Wednesday, January 27, 2016

The Great Green Fleet

The USS John C. Stennis Battle Group left San Diego last week on deployment.  There was much hype about this being the "Great Green Fleet".  Powered by rendered beef fat don't you know.  Huge cost savings.  Moving to the future.  Attacking climate change.  Lots of media hype.  SecNav was in town and was all over the local channels and the local fish wrap.  Like in many of his other endeavors, there is a wee bit of controversy.  Think Midship-person.  Think USS Gabby Giffords.  And those are just a few that come immediately to mind.  Personally, I think he's a low life, opportunistic, idiot.  But hey...that's just me.

CDR Salamander has a great post over at USNI Blog about the Great Green Fleet.  You can read it here.  It's really good so I'm going to also post it below.

Where, exactly, is the “Great Green Fleet” great?
JANUARY 2016
By CDRSalamander
Experimentation is good and fine, but when is it time to take a cold view and say – that’s enough?
In a time where we complain of tight budgets, are we throwing too much at one of the SECNAV’s pet projects?
Via David Alexander at Reuters;
When the Navy first tested biofuel versions of marine diesel and jet fuel in 2012, it spent eye-popping sums for small amounts.
In one case, it paid $424 a gallon for 20,055 gallons of biofuel based on algae oil. To test the Great Green Fleet in the summer of 2012, it spent nearly $27 a gallon for 450,000 gallons of biofuel, later mixed into a 50-50 blend. The $15-per gallon-cost was four times that of conventional fuel.
The fuel for the Great Green Fleet deployment over the next year is a competitively priced blend of 90 percent diesel and 10 percent biofuel made from beef fat, Navy officials said.
A California firm, AltAir Fuels, is contracted to supply 77 million gallons of the fuel between Oct. 1, 2015, and Sept. 30, 2016.
The Navy pays $2.05 a gallon, thanks in part to a subsidy of 15 cents a gallon from the Commodity Credit Corp, a government-owned enterprise that supports farm products.
Fuel costs in the last few years have fallen through the floor. We are now an oil exporting nation once again, and via fracking, we have greatly expanded access to fuel at inside our lifelines. Supply is no longer an issue for the economy in general, and well beyond a threat to our Navy.
Why are we doubling down on an idea that seems from the 1970s? Why are we also creating our own pet industrial policy?
To boost production of alternative fuels, the Navy has awarded $210 million to help three firms build refineries to make biofuels using woody biomass, municipal waste and used cooking grease and oil. The U.S. Department of Agriculture is providing an additional $161 million in crop supports.
The refineries are expected to begin operations this year, with full production not likely until 2017.
Is this what we need to spend our money on?
There is a financial cost, but what other risks are we taking on? What are we buying in to? What are we investing our reputational capital in?
Robert Bryce has outlined some shoal water we should all note;
One of the companies that got a lucrative biofuel contract from the military was the San Francisco–based Solazyme Inc. According to the Congressional Research Service, in 2009, Solazyme got a $223,000 contract for 1,500 gallons of algae-based motor fuel. That works out to $149 per gallon. Perhaps it’s a coincidence, but Solazyme has also been a big donor to Democratic causes, giving some $300,000 to Democratic candidates and committees. The company has also donated between $100,000 and $250,000 to the Bill, Hillary, and Chelsea Clinton Foundation.
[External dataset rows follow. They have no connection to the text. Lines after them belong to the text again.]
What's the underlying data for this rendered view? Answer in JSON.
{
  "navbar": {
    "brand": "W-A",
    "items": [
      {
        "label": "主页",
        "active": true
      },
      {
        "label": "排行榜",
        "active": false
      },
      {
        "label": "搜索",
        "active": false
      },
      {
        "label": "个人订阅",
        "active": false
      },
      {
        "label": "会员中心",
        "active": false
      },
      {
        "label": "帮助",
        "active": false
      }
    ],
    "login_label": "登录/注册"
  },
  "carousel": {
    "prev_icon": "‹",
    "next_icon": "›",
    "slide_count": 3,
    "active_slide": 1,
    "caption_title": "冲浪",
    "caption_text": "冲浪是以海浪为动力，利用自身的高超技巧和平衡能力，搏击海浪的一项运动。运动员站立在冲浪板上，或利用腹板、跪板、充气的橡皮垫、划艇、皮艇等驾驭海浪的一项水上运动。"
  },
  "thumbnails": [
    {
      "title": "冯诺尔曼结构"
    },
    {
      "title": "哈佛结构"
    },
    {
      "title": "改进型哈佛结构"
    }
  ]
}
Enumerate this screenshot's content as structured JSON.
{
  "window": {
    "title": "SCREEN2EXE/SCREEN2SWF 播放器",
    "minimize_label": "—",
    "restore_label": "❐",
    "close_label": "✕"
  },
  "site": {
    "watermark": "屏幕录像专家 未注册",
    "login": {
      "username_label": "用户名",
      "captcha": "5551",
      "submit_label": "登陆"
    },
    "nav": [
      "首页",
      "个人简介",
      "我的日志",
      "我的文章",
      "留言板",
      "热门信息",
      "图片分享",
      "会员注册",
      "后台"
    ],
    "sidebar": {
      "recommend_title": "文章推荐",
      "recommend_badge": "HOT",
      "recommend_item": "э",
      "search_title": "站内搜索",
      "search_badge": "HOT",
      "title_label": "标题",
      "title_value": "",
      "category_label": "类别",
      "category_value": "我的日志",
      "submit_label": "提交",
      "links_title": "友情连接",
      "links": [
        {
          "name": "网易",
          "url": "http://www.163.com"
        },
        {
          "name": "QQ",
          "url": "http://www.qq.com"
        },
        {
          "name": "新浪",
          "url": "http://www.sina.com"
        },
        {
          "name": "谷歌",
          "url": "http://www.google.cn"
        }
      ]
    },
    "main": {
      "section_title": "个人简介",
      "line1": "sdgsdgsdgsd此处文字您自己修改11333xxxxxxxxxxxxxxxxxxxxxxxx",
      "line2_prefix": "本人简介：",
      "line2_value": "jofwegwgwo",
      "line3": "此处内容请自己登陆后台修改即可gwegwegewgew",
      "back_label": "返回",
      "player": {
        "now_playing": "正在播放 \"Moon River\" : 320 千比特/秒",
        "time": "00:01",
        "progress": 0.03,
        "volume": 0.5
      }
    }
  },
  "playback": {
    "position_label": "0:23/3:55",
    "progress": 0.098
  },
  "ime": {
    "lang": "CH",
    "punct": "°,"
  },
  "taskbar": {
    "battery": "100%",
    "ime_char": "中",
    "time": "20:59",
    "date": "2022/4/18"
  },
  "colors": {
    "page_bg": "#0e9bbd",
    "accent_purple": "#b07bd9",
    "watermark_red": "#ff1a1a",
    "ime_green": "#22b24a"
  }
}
Last month, Fortune reporter Katie Fehrenbacher wrote an excellent piece about the spate of failed cellulosic-biofuel companies that have been backed by Silicon Valley promoter Vinod Khosla. In 2006, Khosla claimed that we “can replace most of our gasoline needs in 25 years with biomass.” One of Khosla’s investments was in Range Fuels, the failure of which I wrote about on NRO back in 2011. Range Fuels got a $76 million grant from the Department of Energy as well as an $80 million loan that was guaranteed by the federal government. Despite the failure of Range, Khosla plunged forward with a company called KiOR, which claimed it could profitably produce liquid fuels from the wood of pine trees. The company got tens of millions of dollars in government money, but its process never worked as promised, and it filed for bankruptcy in 2014. The state of Mississippi, which provided the company with a $75 million loan, is now suing Khosla, as well as several KiOR executives, claiming the state was deceived about the company’s technology.
… the marketplace is trumping government mandates and subsidies. Today, ethanol distilleries are consuming about 40 percent of all domestic corn output in order to produce fuel equivalent of about 600,000 barrels of oil per day. (Total U.S. consumption in 2014 averaged about 19 million barrels per day.) And it took roughly four decades of mandates and subsidies for the corn-ethanol industry to grow to that size. Let’s compare that result with what has happened in the oil patch. Since 2006, thanks to the shale revolution, domestic oil production has increased by more than 3.6 million barrels per day. Thus, in just this past decade, the oil sector has increased production by six times the total output of every ethanol distillery in America. That increased oil production didn’t happen because of congressional mandates or subsidies. It happened because privately owned companies risked billions of dollars, and in doing so they innovated in everything from drill bits to mud pumps.
With the service still suffering from the Fat Leonard scandal, all this money going to places it has no economic reason to makes me a bit itchy. That is the worst-worst case. Best worst-case, just a boondoggle. Best case? You were just following orders.

My instincts are that this remains what it looks like, a well meaning but misguided personal priority of the SECNAV. It does not make sense from an economic or national security point of view – but that is just my view, and he’s the SECNAV. His call.

Government money chasing hard to defend programs do not result in a kind judgement from history. Sal’s recommendation: let this be pushed by the civilians and political appointees – this is their business. If in uniform, do what your job strictly requires, but edge your way out of the picture when the PAO comes around. The reward is small, but the potential frag pattern is huge.

So this is an interesting experiment.  But the more this renewable energy thing gains momentum, the more it costs.  I'm not a naysayer.  But I am a realist.  And part of realism is trying figure out and recognize corruption.  And a lot of this stuff stinks, but literally and figuratively.  As I've said many times and in many venues when it comes to climate change and renewable resources...follow the money.  Always follow the money!